Sironi «pittore di Regime»? Certo che lo è. Ma qui bisogna subito intendersi per non soccombere alla guerra delle parole che ambirebbero ad esser concetti e magari sentenze di condanna. Sironi crede nel Fascismo e in Mussolini perché il Fascismo e Mussolini traducono in forme e norme la sua visione del mondo. Un’immagine forte, carica di echi e risonanze, una specie di nostalgia primordiale proiettata nel futuro. Immerso nel suo operoso fervore, Sironi guarda a tutto ciò che nel presente ha il sapore di rifondazione mitica. Ma è anche meravigliosamente «concreto»: i palazzi, i ponti, i viadotti, le paludi bonificate, le nuove città sono materia e forma del Regime. Un’illusoria «età dell’oro» che sprofonderà nella tragedia? Facile dirlo col senno di poi. Ma negli anni del consenso, quell’«oro» sembra la quotidianità.

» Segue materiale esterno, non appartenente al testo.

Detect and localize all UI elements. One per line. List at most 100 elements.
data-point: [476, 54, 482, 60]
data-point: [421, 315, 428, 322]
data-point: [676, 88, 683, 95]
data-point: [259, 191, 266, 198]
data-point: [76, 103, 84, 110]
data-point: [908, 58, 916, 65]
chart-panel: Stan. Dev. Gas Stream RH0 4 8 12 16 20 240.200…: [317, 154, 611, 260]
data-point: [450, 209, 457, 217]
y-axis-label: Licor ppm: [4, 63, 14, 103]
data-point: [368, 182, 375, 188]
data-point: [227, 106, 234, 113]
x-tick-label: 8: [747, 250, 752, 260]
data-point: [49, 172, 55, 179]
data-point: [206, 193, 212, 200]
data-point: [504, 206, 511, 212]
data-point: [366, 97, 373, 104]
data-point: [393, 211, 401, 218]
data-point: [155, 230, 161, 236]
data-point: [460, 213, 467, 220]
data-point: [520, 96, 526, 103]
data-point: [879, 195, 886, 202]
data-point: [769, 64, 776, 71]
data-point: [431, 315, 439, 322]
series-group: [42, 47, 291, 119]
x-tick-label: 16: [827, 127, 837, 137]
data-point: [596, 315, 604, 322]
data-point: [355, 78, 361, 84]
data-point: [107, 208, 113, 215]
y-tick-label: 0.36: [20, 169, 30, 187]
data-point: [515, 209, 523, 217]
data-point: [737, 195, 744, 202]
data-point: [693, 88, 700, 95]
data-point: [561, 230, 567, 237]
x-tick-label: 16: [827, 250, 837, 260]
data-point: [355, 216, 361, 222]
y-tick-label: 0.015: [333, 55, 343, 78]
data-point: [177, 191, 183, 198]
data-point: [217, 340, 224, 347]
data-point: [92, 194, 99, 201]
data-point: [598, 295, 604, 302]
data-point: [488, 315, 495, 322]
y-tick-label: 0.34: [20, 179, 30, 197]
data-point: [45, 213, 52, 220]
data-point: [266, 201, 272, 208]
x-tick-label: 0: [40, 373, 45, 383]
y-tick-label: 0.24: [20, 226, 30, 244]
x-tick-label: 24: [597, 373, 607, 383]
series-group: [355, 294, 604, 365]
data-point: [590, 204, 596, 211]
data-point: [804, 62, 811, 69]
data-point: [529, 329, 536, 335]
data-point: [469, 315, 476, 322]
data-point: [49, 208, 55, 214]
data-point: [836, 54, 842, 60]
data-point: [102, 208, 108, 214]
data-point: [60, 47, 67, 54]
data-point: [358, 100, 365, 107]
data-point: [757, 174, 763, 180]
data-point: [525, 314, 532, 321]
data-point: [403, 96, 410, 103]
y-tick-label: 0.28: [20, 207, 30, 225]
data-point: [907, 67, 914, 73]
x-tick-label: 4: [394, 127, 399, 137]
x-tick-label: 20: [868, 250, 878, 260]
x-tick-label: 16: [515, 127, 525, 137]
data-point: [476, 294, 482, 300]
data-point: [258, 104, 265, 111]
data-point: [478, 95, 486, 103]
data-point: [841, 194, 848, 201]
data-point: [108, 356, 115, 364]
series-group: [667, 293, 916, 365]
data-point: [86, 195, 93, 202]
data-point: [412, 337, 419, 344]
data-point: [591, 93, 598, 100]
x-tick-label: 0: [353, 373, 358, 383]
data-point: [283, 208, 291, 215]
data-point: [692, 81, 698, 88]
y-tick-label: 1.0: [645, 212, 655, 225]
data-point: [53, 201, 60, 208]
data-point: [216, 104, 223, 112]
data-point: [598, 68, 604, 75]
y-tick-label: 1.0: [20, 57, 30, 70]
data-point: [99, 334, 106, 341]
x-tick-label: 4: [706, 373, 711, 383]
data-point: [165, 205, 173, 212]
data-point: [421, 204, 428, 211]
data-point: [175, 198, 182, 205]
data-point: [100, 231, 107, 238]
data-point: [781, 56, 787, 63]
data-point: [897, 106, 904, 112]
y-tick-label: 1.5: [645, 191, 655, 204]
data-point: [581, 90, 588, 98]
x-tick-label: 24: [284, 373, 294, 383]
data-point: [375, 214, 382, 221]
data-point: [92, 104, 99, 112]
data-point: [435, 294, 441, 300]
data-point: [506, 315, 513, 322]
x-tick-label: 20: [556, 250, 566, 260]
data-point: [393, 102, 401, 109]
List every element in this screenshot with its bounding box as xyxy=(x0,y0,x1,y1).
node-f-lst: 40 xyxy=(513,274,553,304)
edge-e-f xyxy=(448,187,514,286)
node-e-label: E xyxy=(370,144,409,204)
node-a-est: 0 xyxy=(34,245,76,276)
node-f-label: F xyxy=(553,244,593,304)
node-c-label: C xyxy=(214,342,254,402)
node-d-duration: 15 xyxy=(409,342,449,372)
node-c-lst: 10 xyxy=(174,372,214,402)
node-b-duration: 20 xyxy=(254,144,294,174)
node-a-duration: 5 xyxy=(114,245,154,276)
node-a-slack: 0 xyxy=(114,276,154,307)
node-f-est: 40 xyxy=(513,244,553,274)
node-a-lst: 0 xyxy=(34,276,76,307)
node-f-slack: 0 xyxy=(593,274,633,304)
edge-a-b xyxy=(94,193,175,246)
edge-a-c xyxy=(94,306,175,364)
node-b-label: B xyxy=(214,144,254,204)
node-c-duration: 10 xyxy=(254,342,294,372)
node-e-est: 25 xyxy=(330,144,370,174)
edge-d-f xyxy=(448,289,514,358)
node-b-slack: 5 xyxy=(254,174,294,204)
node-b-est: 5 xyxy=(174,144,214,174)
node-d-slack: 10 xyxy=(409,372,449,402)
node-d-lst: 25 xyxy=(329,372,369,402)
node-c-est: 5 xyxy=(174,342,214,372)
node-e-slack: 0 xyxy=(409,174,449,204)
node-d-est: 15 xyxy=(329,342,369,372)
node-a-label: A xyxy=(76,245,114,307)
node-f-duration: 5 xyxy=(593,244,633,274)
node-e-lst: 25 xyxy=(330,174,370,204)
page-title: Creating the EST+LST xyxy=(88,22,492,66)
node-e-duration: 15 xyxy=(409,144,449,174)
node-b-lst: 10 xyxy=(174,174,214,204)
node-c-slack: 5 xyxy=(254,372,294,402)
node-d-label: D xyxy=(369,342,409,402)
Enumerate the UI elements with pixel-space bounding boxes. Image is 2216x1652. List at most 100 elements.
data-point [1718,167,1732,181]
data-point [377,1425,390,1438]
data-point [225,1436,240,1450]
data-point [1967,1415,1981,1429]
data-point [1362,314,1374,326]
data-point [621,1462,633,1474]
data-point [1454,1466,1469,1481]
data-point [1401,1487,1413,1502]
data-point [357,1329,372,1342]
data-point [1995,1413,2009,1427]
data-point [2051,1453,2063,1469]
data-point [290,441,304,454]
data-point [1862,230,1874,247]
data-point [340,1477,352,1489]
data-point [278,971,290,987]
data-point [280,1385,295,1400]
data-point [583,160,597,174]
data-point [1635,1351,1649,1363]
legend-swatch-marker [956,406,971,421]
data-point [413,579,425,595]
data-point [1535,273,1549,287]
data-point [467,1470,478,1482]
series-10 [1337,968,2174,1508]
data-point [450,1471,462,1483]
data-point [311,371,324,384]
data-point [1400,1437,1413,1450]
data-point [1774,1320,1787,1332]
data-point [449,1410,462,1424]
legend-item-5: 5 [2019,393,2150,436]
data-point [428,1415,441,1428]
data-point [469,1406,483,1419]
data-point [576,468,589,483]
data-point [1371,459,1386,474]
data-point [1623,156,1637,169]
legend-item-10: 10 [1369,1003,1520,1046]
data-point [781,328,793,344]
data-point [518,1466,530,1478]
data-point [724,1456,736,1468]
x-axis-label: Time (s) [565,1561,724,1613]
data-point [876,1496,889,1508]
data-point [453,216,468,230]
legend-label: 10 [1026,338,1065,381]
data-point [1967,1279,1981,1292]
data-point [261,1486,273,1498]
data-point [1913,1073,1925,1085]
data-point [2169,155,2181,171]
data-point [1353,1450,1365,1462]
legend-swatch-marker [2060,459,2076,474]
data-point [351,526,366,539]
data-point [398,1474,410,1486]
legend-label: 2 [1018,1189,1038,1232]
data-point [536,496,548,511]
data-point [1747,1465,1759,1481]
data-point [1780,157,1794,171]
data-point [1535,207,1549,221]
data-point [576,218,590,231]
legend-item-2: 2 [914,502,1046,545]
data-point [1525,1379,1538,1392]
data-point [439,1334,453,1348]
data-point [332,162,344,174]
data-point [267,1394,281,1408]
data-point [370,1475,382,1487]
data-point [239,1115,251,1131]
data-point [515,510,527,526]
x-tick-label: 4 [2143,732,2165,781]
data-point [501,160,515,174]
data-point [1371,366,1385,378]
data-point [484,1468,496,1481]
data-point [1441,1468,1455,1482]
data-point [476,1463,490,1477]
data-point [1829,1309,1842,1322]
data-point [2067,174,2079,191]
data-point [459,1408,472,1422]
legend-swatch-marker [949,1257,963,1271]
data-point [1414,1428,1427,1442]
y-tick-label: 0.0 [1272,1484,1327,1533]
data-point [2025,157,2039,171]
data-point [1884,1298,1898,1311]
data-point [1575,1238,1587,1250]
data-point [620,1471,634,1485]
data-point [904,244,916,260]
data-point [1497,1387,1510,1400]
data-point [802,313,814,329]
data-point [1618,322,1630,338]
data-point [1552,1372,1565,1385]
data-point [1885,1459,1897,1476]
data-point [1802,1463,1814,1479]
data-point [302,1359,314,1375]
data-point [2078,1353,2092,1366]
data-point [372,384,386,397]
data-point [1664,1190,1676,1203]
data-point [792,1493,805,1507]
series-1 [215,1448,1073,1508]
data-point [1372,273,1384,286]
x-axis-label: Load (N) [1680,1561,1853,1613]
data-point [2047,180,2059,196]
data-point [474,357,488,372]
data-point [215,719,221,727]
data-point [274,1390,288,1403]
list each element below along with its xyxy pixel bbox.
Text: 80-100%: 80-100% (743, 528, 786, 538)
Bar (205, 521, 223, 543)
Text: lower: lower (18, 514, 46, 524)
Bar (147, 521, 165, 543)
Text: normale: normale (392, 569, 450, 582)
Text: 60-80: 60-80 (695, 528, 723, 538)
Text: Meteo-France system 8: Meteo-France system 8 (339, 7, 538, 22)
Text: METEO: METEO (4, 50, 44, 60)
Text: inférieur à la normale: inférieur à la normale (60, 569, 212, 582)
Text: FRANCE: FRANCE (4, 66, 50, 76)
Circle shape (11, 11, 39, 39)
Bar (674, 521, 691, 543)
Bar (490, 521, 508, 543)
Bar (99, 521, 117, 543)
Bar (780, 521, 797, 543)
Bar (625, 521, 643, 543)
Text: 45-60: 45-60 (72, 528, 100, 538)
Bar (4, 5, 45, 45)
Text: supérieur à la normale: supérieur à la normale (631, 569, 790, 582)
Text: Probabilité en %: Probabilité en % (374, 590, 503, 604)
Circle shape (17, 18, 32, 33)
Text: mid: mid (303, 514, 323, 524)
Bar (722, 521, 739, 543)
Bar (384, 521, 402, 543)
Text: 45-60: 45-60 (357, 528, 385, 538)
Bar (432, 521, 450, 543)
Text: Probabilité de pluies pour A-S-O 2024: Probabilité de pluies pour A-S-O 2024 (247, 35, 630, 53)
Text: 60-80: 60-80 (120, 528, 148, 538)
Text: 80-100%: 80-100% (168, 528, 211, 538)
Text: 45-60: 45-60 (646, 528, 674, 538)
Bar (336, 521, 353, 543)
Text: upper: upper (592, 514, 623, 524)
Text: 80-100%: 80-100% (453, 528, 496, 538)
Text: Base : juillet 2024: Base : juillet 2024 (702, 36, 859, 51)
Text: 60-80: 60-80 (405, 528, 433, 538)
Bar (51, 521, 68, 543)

Sironi partecipa all’entusiasmo collettivo e in qualche modo ricrea quel che vede creare all’intorno, nello slancio di valori condivisi: insomma, lo plasma e gli dà l’impronta del suo genio. Insomma, crede nel Fascismo. Intendiamoci: «crede» perché «vede». Che cosa? L’Italia che sta diventando - finalmente! - un Popolo e uno Stato. Facendo la sua Rivoluzione. Quella la cui bandiera è stata agitata per anni dagli «interventisti della cultura» sui giornali, nelle piazze, in trincea, di nuovo in piazza nei primi anni del dopoguerra. Sironi, col suo modo un po’ brusco di fare e di essere, è a questo mondo che appartiene.
Nato a Sassari nel 1885 da padre lombardo e madre toscana, nel 1915, insieme a Marinetti, Boccioni, Russolo, Sant’Elia ha firmato il manifesto futurista «L’orgoglio italiano». Sempre in quell’anno si è arruolato nel Battaglione Lombardo Ciclisti e Automobilisti, per combattere accanto alle «teste calde» che vedono nella guerra la grande occasione rivoluzionaria: di nuovo, Marinetti, Boccioni, Russolo, Sant’Elia, ed Erba e Funi. Nel frattempo ha collaborato come disegnatore alla rivista Gli Avvenimenti di Umberto Notari. E i suoi schizzi sulla guerra sono stati elogiati da Boccioni che ha scritto: «Ai piagnucolosi glorificatori di tutto ciò che viene dall’estero tendo a dichiarare qui che le illustrazioni del pittore Sironi superano per potenza plastica, per interesse drammatico e per spirito ironico, le più celebri e le più copiate illustrazioni di qualsiasi giornale o rivista europea o americana».
Boccioni morirà nel 1916 e non farà in tempo a vedere nemmeno l’alba dell’Italia nuova alla quale gli altri «interventisti della cultura» approderanno, per dir così, naturalmente.
Sironi ne vivrà, invece, tutte le stagioni, dalla «primavera di bellezza» al desolato, «autunnale» aprile lungolago. Poi, il dopoguerra. E una strana democrazia, con tutte quelle «cose» che non si possono fare né dire perché ti «marchiano». E se sei già «marchiato», e non vuoi essere «redento», peggio per te. Ma lui la «logica» dei «pentiti» non l’ha mai accettata. Ed anche questa è una bella lezione.